The high court has clearly stated in its order recently that no merger had taken place, and at the same time, refused to educate and decide upon the issue, saying that this would amount to usurping the power of the speaker to decide such matters.
In the present scenario, with the ball back in the speaker's court, the status of MLAs who went along with Pema Khandu to the BJP to form the government, still remains in limbo. Technically, they still continue to be Congress MLAs.
Arunachal is turning out to be one of those rare cases where the help of constitutionally appointed authorities has been used to allegedly subvert democracy and principles enshrined therein. So, this time, the million dollar question for every Arunachalee is whether the governor and or the speaker's office will remain neutral and act as per constitutional provisions.
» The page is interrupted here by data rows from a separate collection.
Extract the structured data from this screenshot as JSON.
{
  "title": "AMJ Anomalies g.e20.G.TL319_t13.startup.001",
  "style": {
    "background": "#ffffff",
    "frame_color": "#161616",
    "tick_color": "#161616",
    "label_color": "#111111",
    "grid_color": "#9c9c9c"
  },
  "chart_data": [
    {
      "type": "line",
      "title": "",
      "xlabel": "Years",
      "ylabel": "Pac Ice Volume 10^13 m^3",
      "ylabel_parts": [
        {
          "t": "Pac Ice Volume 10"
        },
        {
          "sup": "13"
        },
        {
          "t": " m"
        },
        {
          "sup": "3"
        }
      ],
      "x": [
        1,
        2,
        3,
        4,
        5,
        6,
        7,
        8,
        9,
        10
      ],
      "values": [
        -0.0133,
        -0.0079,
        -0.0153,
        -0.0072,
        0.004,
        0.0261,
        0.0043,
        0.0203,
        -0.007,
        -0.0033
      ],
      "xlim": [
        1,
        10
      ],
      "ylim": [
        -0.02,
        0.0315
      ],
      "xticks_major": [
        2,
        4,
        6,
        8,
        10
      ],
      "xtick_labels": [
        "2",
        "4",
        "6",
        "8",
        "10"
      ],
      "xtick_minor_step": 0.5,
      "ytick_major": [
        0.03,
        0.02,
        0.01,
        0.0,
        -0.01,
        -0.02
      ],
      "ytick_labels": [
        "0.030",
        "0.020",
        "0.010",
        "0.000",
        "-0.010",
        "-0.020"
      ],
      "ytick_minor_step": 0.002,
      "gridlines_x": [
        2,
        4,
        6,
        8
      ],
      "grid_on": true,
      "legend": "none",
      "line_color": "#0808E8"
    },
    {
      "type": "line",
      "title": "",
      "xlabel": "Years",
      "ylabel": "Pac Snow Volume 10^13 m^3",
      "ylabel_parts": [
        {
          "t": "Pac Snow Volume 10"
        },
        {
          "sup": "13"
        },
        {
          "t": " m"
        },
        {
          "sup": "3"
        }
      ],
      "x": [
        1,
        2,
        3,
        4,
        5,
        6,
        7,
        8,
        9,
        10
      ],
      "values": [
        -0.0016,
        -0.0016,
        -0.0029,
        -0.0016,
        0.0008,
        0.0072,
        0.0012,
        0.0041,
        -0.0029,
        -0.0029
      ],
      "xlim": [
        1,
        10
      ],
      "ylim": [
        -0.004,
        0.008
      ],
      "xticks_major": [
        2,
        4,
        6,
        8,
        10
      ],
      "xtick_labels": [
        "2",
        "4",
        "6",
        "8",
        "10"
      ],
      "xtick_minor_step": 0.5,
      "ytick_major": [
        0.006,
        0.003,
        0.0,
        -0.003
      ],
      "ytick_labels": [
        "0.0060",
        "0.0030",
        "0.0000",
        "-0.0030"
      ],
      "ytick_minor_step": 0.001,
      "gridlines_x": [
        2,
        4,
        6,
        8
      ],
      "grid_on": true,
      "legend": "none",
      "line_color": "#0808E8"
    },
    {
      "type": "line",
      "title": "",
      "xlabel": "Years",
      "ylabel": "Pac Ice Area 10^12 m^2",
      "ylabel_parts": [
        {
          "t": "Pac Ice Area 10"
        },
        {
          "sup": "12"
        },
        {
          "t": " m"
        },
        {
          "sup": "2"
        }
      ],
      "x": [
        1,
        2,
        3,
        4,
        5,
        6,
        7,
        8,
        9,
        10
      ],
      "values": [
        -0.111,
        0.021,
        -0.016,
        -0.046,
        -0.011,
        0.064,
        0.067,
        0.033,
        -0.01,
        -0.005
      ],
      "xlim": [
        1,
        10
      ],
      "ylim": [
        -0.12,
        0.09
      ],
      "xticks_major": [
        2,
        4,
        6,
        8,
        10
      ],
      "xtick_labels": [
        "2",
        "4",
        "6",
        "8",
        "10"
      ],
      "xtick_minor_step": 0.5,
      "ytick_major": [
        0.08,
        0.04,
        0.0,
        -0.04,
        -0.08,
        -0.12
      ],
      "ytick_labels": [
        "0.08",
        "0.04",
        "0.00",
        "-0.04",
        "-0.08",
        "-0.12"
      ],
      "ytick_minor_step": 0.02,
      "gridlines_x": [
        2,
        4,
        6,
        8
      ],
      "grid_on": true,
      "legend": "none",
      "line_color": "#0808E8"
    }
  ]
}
The recent use of unparliamentary language on the floor of the assembly against the Leader of the Opposition Takam Pario has angered a large number of MLAs and civil society. Post the high court order, the humiliation of Pario has raised political temperatures in Arunachal Pradesh. Many civil society groups have sought the resignation of Chief Minister Khandu as well as an unconditional apology from him.
Pario belongs to the Abotani Clan which comprises of five major tribes of Arunachal (Nyishi, Galo, Adi, Apatani and Tagin) and are represented by 31 MLAs in the 60-member Assembly.
In case the alleged nine PPA MLAs and 32 BJP MLAs fail to return to Congress, their disqualification is eminent.
Arunachal is widely regarded as one of sensitive and peaceful Indian states. The situation there is reported to have become volatile due to the alleged misuse of powers by constitutional authorities like the governor, the speaker of the assembly and others.
The point to note is that the Speaker did not approve the merger of the 43 MLAs. The Gauhati High Court's judgement also endorses this. Therefore, the question of the speaker not passing an order for their "Ghar wapsi" to the Congress does not arise. An interesting point to note is that Pema Khandu did not take oath while shifted to the PPA and the BJP. It was a make shift move from Congress to the PPA and then onward to the BJP with the entire Council of Ministers lock, stock and barrel. It is clear that the former state governor failed to perform his constitutional duties.
The blatant misuse of constitutional authority over the past year to give legitimacy to a government that has not been elected, and is faced with an adverse court order and unable to halt ongoing political verbals, is costing this remote north east state considerably in terms of development and allied initiatives.